Excessive Fee Case Thoughts: The Concurring Opinion from Justice Thomas bears further scrutiny.[vii] Justice Thomas asserted that the fiduciary duties created by ERISA are “owed to the plan, not petitioners,” and thus participants have no legal or equitable ownership interest in the plan assets. He cites directly to the statute to support this position (though the Dissent demonstrates how prior case law refutes this position[viii].) But his further statement is more interesting. Justice Thomas stated that he “continue[s] to object to this Court’s practice of using the common law of trusts as the ‘starting point’ for interpreting ERISA” because the starting point in statutory construction should be the language of the statute itself. We find this point noteworthy because the most damaging proposition advanced by the plaintiff law firms in the avalanche of excessive fee cases against defined contribution plans is one based on trust law because ERISA does not have a specific standard or rule: specifically that plans with actively managed plans allegedly violate a fiduciary duty of care if these plans do not outperform a purported benchmark of market index funds with lower fees. In fact, the First Circuit Court of Appeals in Brotherston v. Putnam Investments adopted this view after asserting that “ERISA’s borrowing of trust law principles is robust,” and holding that “any fiduciary of a plan . . . can easily insulate itself by selecting well-established, low-fee and diversified market index funds. And any fiduciary that decides it can find funds that beat the market will be immune to liability unless a district court finds it imprudent in its method of selecting such funds, and finds that a loss occurred as a result. In short, these are not matters concerning which ERISA fiduciaries need cry ‘wolf.’”[ix] The Supreme Court declined to decide the Brotherston case earlier this year. Therefore, plan sponsors need legislative or judicial help to prevent the unpredictable and expensive litigation risk that the First Circuit seems to endorse. To the extent that the higher standing bar in Thole slows the momentum of the opportunistic plaintiffs bar, beleaguered plan sponsors should welcome the minor relief, but we are not optimistic given the recent filing explosion. Plan sponsors and their insurance carriers have paid approximately $700 million to date in excessive fee settlements, including over $200 million in attorneys fee, and there is no end in sight.

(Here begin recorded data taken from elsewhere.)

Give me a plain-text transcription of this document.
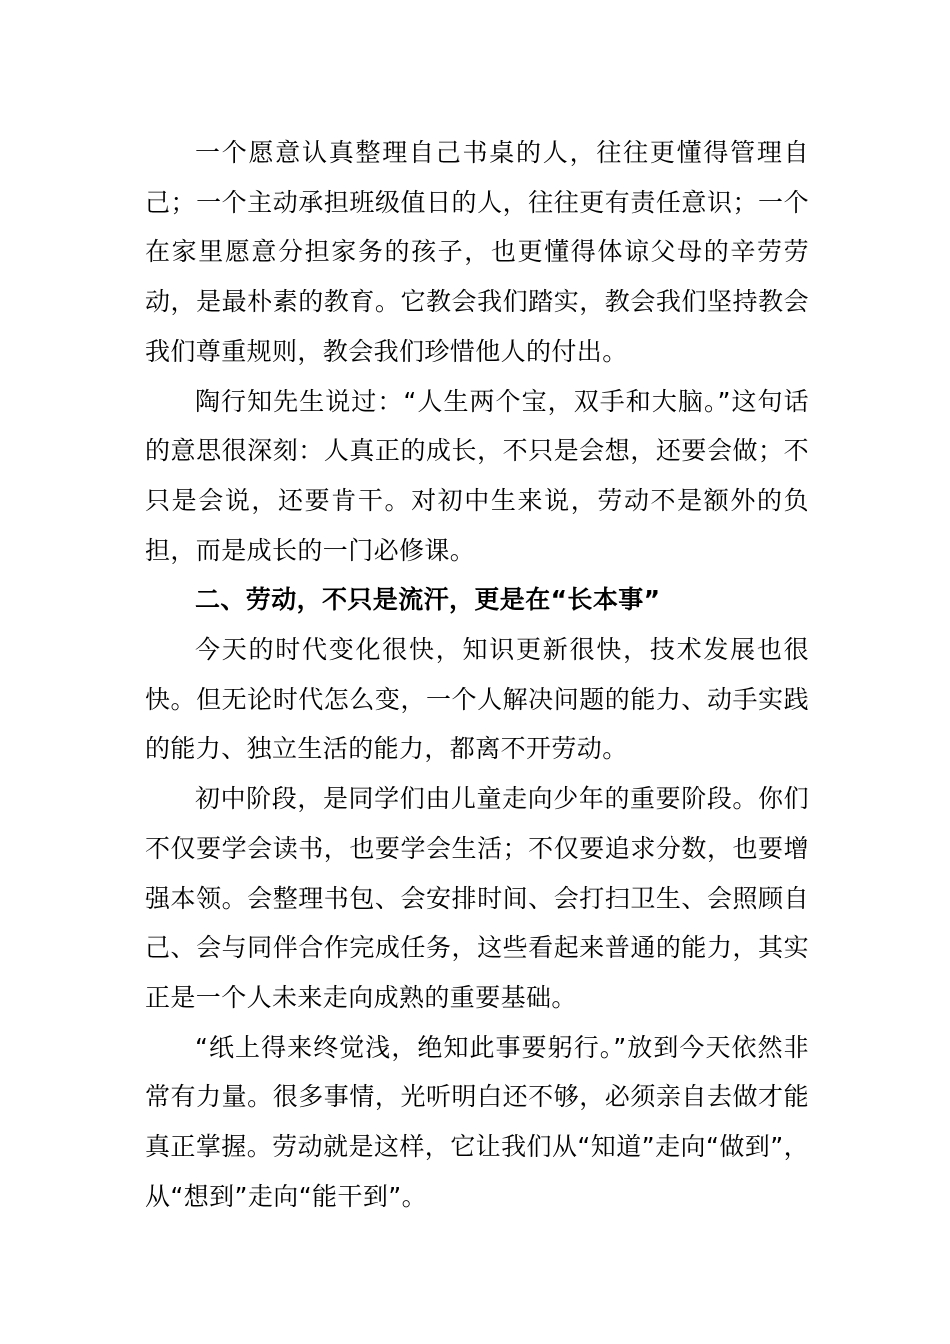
一个愿意认真整理自己书桌的人，往往更懂得管理自己；一个主动承担班级值日的人，往往更有责任意识；一个在家里愿意分担家务的孩子，也更懂得体谅父母的辛劳劳动，是最朴素的教育。它教会我们踏实，教会我们坚持教会我们尊重规则，教会我们珍惜他人的付出。

陶行知先生说过：“人生两个宝，双手和大脑。”这句话的意思很深刻：人真正的成长，不只是会想，还要会做；不只是会说，还要肯干。对初中生来说，劳动不是额外的负担，而是成长的一门必修课。

二、劳动，不只是流汗，更是在“长本事”

今天的时代变化很快，知识更新很快，技术发展也很快。但无论时代怎么变，一个人解决问题的能力、动手实践的能力、独立生活的能力，都离不开劳动。

初中阶段，是同学们由儿童走向少年的重要阶段。你们不仅要学会读书，也要学会生活；不仅要追求分数，也要增强本领。会整理书包、会安排时间、会打扫卫生、会照顾自己、会与同伴合作完成任务，这些看起来普通的能力，其实正是一个人未来走向成熟的重要基础。

“纸上得来终觉浅，绝知此事要躬行。”放到今天依然非常有力量。很多事情，光听明白还不够，必须亲自去做才能真正掌握。劳动就是这样，它让我们从“知道”走向“做到”，从“想到”走向“能干到”。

[i] Thole v. US Bank, No. 17-1712, slip op. (590 US ___, 1 June 2020).
[ii] A plan participant seeking to bring a lawsuit under ERISA must establish both statutory and constitutional bases for standing: (1) a statutory basis for the lawsuit under ERISA, and (2) and a constitutionally sufficient injury arising from the defendant’s breach of fiduciary duty under ERISA.

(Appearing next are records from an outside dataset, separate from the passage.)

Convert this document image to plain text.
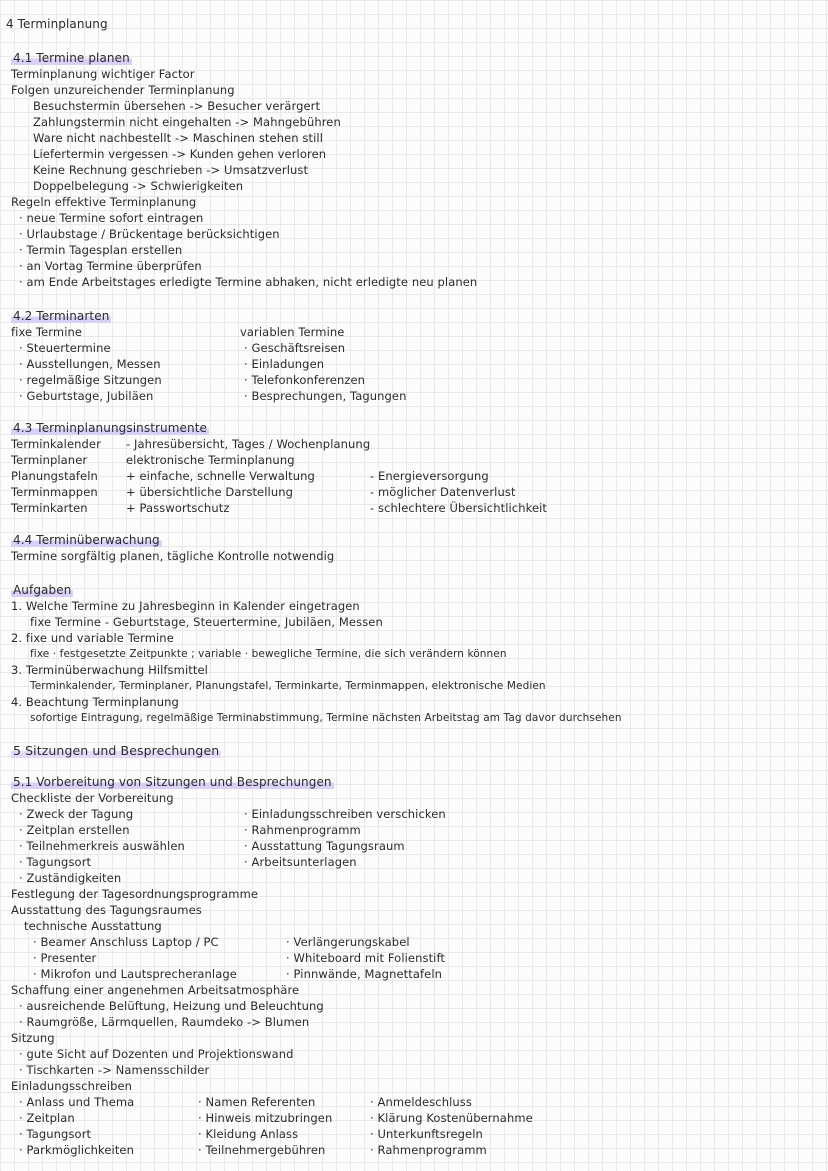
4 Terminplanung
4.1 Termine planen
Terminplanung wichtiger Factor
Folgen unzureichender Terminplanung
Besuchstermin übersehen -> Besucher verärgert
Zahlungstermin nicht eingehalten -> Mahngebühren
Ware nicht nachbestellt -> Maschinen stehen still
Liefertermin vergessen -> Kunden gehen verloren
Keine Rechnung geschrieben -> Umsatzverlust
Doppelbelegung -> Schwierigkeiten
Regeln effektive Terminplanung
· neue Termine sofort eintragen
· Urlaubstage / Brückentage berücksichtigen
· Termin Tagesplan erstellen
· an Vortag Termine überprüfen
· am Ende Arbeitstages erledigte Termine abhaken, nicht erledigte neu planen
4.2 Terminarten
fixe Termine
· Steuertermine
· Ausstellungen, Messen
· regelmäßige Sitzungen
· Geburtstage, Jubiläen
variablen Termine
· Geschäftsreisen
· Einladungen
· Telefonkonferenzen
· Besprechungen, Tagungen
4.3 Terminplanungsinstrumente
Terminkalender
Terminplaner
Planungstafeln
Terminmappen
Terminkarten
- Jahresübersicht, Tages / Wochenplanung
elektronische Terminplanung
+ einfache, schnelle Verwaltung
+ übersichtliche Darstellung
+ Passwortschutz
- Energieversorgung
- möglicher Datenverlust
- schlechtere Übersichtlichkeit
4.4 Terminüberwachung
Termine sorgfältig planen, tägliche Kontrolle notwendig
Aufgaben
1. Welche Termine zu Jahresbeginn in Kalender eingetragen
fixe Termine - Geburtstage, Steuertermine, Jubiläen, Messen
2. fixe und variable Termine
fixe · festgesetzte Zeitpunkte ; variable · bewegliche Termine, die sich verändern können
3. Terminüberwachung Hilfsmittel
Terminkalender, Terminplaner, Planungstafel, Terminkarte, Terminmappen, elektronische Medien
4. Beachtung Terminplanung
sofortige Eintragung, regelmäßige Terminabstimmung, Termine nächsten Arbeitstag am Tag davor durchsehen
5 Sitzungen und Besprechungen
5.1 Vorbereitung von Sitzungen und Besprechungen
Checkliste der Vorbereitung
· Zweck der Tagung
· Zeitplan erstellen
· Teilnehmerkreis auswählen
· Tagungsort
· Zuständigkeiten
· Einladungsschreiben verschicken
· Rahmenprogramm
· Ausstattung Tagungsraum
· Arbeitsunterlagen
Festlegung der Tagesordnungsprogramme
Ausstattung des Tagungsraumes
technische Ausstattung
· Beamer Anschluss Laptop / PC
· Presenter
· Mikrofon und Lautsprecheranlage
· Verlängerungskabel
· Whiteboard mit Folienstift
· Pinnwände, Magnettafeln
Schaffung einer angenehmen Arbeitsatmosphäre
· ausreichende Belüftung, Heizung und Beleuchtung
· Raumgröße, Lärmquellen, Raumdeko -> Blumen
Sitzung
· gute Sicht auf Dozenten und Projektionswand
· Tischkarten -> Namensschilder
Einladungsschreiben
· Anlass und Thema
· Zeitplan
· Tagungsort
· Parkmöglichkeiten
· Namen Referenten
· Hinweis mitzubringen
· Kleidung Anlass
· Teilnehmergebühren
· Anmeldeschluss
· Klärung Kostenübernahme
· Unterkunftsregeln
· Rahmenprogramm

[iii] Thole v. US Bank, No. 17-1712, slip op. (590 US ___, 1 June 2020). Slip op. 8 at footnote 2: “Any increased-risk-of-harm theory of standing therefore might not be available for plan participants whose benefits are guaranteed in full by the PBGC.”

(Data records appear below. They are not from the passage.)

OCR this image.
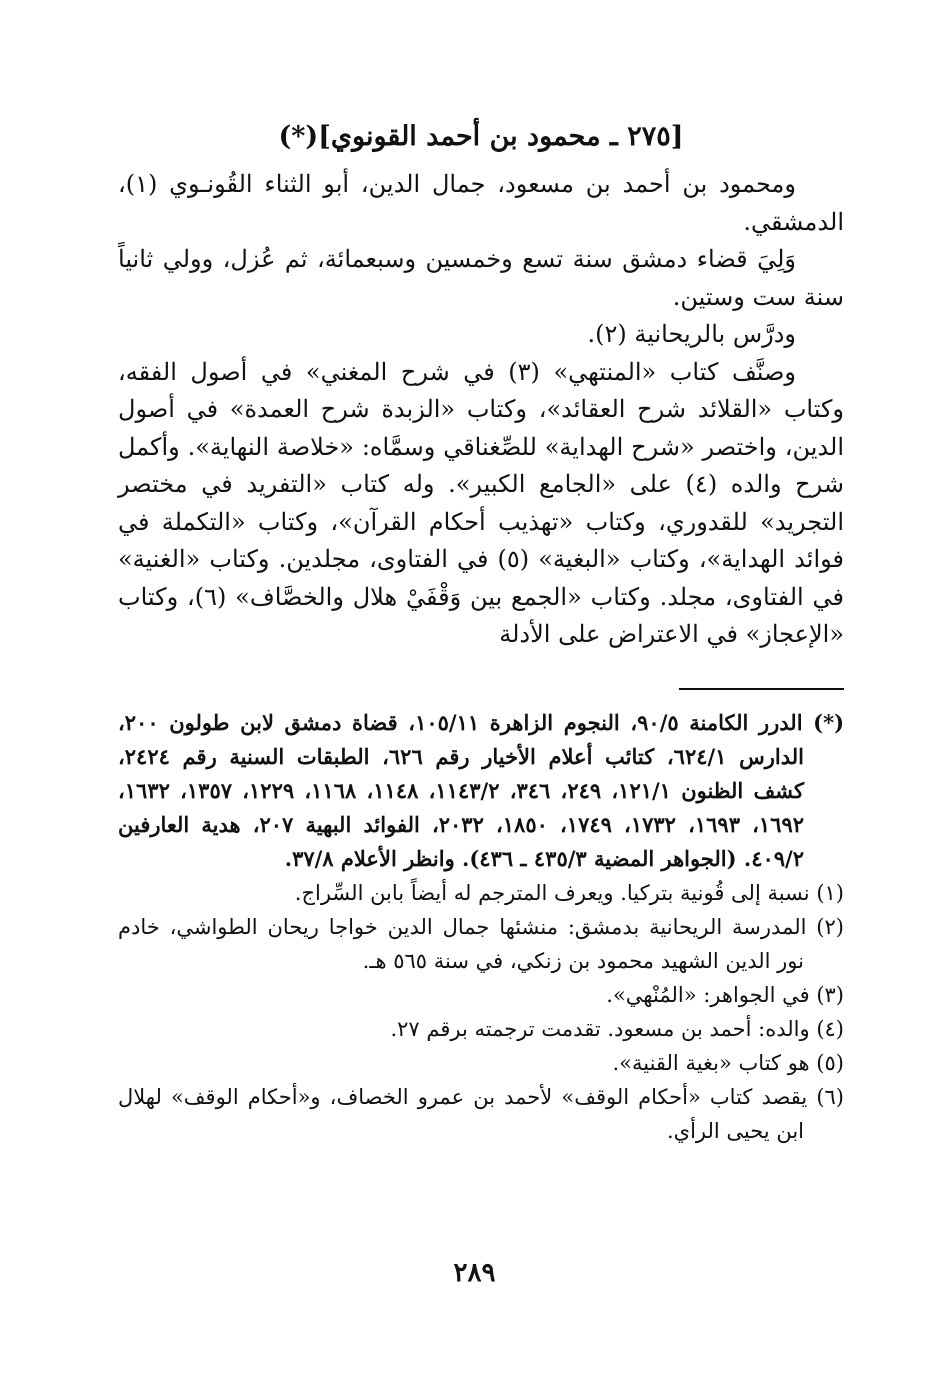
[٢٧٥ ـ محمود بن أحمد القونوي](*)

ومحمود بن أحمد بن مسعود، جمال الدين، أبو الثناء القُونـوي (١)، الدمشقي.

وَلِيَ قضاء دمشق سنة تسع وخمسين وسبعمائة، ثم عُزل، وولي ثانياً سنة ست وستين.

ودرَّس بالريحانية (٢).

وصنَّف كتاب «المنتهي» (٣) في شرح المغني» في أصول الفقه، وكتاب «القلائد شرح العقائد»، وكتاب «الزبدة شرح العمدة» في أصول الدين، واختصر «شرح الهداية» للصِّغناقي وسمَّاه: «خلاصة النهاية». وأكمل شرح والده (٤) على «الجامع الكبير». وله كتاب «التفريد في مختصر التجريد» للقدوري، وكتاب «تهذيب أحكام القرآن»، وكتاب «التكملة في فوائد الهداية»، وكتاب «البغية» (٥) في الفتاوى، مجلدين. وكتاب «الغنية» في الفتاوى، مجلد. وكتاب «الجمع بين وَقْفَيْ هلال والخصَّاف» (٦)، وكتاب «الإعجاز» في الاعتراض على الأدلة

(*) الدرر الكامنة ٩٠/٥، النجوم الزاهرة ١٠٥/١١، قضاة دمشق لابن طولون ٢٠٠، الدارس ٦٢٤/١، كتائب أعلام الأخيار رقم ٦٢٦، الطبقات السنية رقم ٢٤٢٤، كشف الظنون ١٢١/١، ٢٤٩، ٣٤٦، ١١٤٣/٢، ١١٤٨، ١١٦٨، ١٢٢٩، ١٣٥٧، ١٦٣٢، ١٦٩٢، ١٦٩٣، ١٧٣٢، ١٧٤٩، ١٨٥٠، ٢٠٣٢، الفوائد البهية ٢٠٧، هدية العارفين ٤٠٩/٢. (الجواهر المضية ٤٣٥/٣ ـ ٤٣٦). وانظر الأعلام ٣٧/٨.

(١) نسبة إلى قُونية بتركيا. ويعرف المترجم له أيضاً بابن السِّراج.

(٢) المدرسة الريحانية بدمشق: منشئها جمال الدين خواجا ريحان الطواشي، خادم نور الدين الشهيد محمود بن زنكي، في سنة ٥٦٥ هـ.

(٣) في الجواهر: «المُنْهي».

(٤) والده: أحمد بن مسعود. تقدمت ترجمته برقم ٢٧.

(٥) هو كتاب «بغية القنية».

(٦) يقصد كتاب «أحكام الوقف» لأحمد بن عمرو الخصاف، و«أحكام الوقف» لهلال ابن يحيى الرأي.

٢٨٩
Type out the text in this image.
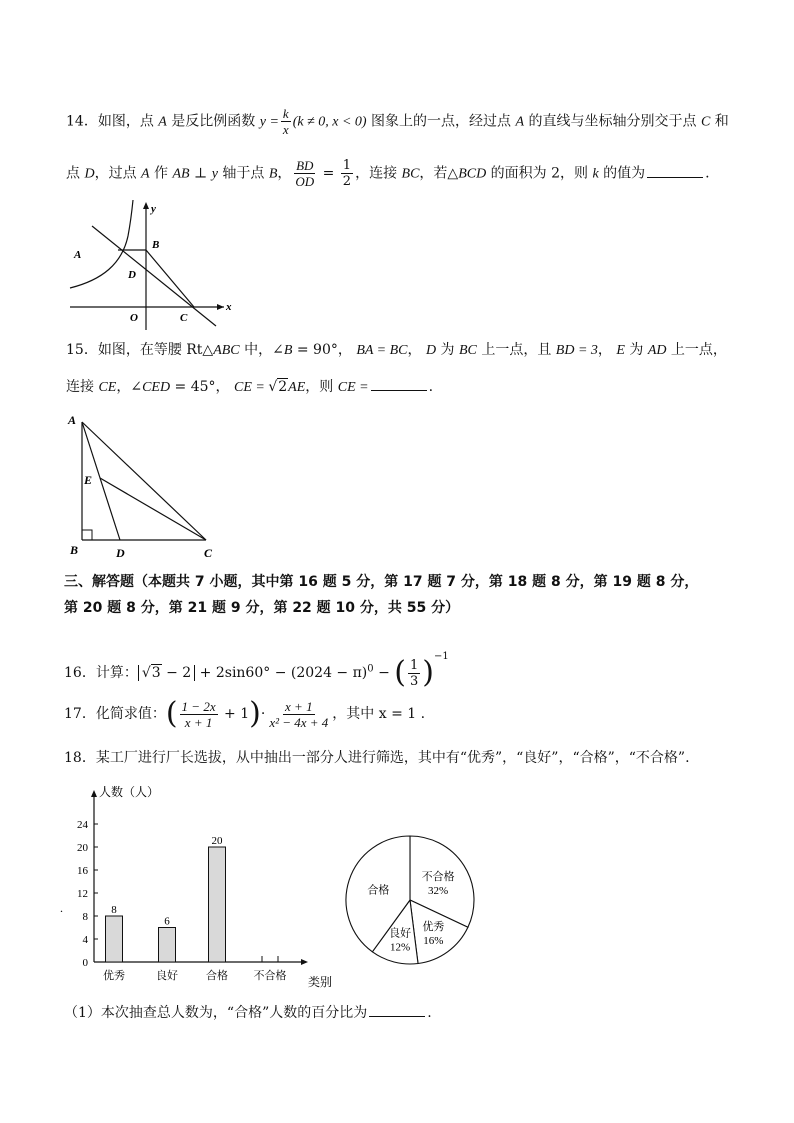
14．如图，点 A 是反比例函数 $y = \frac{k}{x} (k \ne 0$, x < 0) 图象上的一点，经过点 A 的直线与坐标轴分别交于点 C 和
点 D，过点 A 作 AB ⊥ y 轴于点 B， $\frac{BD}{OD} = \frac{1}{2}$ ，连接 BC，若△BCD 的面积为 2，则 k 的值为	.
A
B
D
O	C
y
x
15．如图，在等腰 Rt△ABC 中，∠B = 90°， BA = BC， D 为 BC 上一点，且 BD = 3， E 为 AD 上一点，
连接 CE，∠CED = 45°， CE = √2AE，则 CE =	.
A
E
B	D	C
三、解答题（本题共 7 小题，其中第 16 题 5 分，第 17 题 7 分，第 18 题 8 分，第 19 题 8 分，
第 20 题 8 分，第 21 题 9 分，第 22 题 10 分，共 55 分）
16．计算： $√3 - 2 + 2\sin 60^\circ - (2024 - \pi)^0$ − ( $\frac{1}{3} )^{-1}$
17．化简求值：( $\frac{1 - 2x}{x + 1} + 1)\cdot \frac{x + 1}{\text{x² − 4x + 4}}$ ，其中 x = 1 .
18．某工厂进行厂长选拔，从中抽出一部分人进行筛选，其中有“优秀”，“良好”，“合格”，“不合格”.
人数（人）
类别
0
4
8
12
16
20
24
8
优秀
6
良好
20
合格 不合格
.
不合格
32%
优秀
16%
良好
12%
合格
（1）本次抽查总人数为，“合格”人数的百分比为	.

[iv] The Kline-Miller Multiemployer Pension Reform Act of 2014 (MPRA) established a new process for multiemployer pension plans to propose a reduction of pension benefits if a plan is expected to run out of money before all contracted benefits are paid to retirees. See https://www.treasury.gov/services/pages/benefit-suspensions.aspx
[v] Cates et al v. The Trustees of Columbia University et al, Docket No. 1:16-cv-06524 (S.D.N.Y. Aug 17, 2016) Court Docket. Defendant’s Motion to Reconsider filed on June 16, 2020, at p. 5.
[vi] Courts have allowed plan participants to sue for fund options they did not hold in the Columbia University, Citigroup, Deutsche Bank, Cornell University, Yale University, and JPMorgan cases; but courts have ruled to the contrary in cases involving Georgetown University, Morgan Stanley, and Northrop Grumman.
[vii] Thole v. US Bank, No. 17-1712, slip op. (590 US ____, 1 June 2020) (Thomas, J, concurring, at 3).
[viii] Id. (Sotomayor, J, dissenting, at 15).
[ix] Brotherston v. Putnam Invs., LLC, 907 F.3d 17, 39, (2018).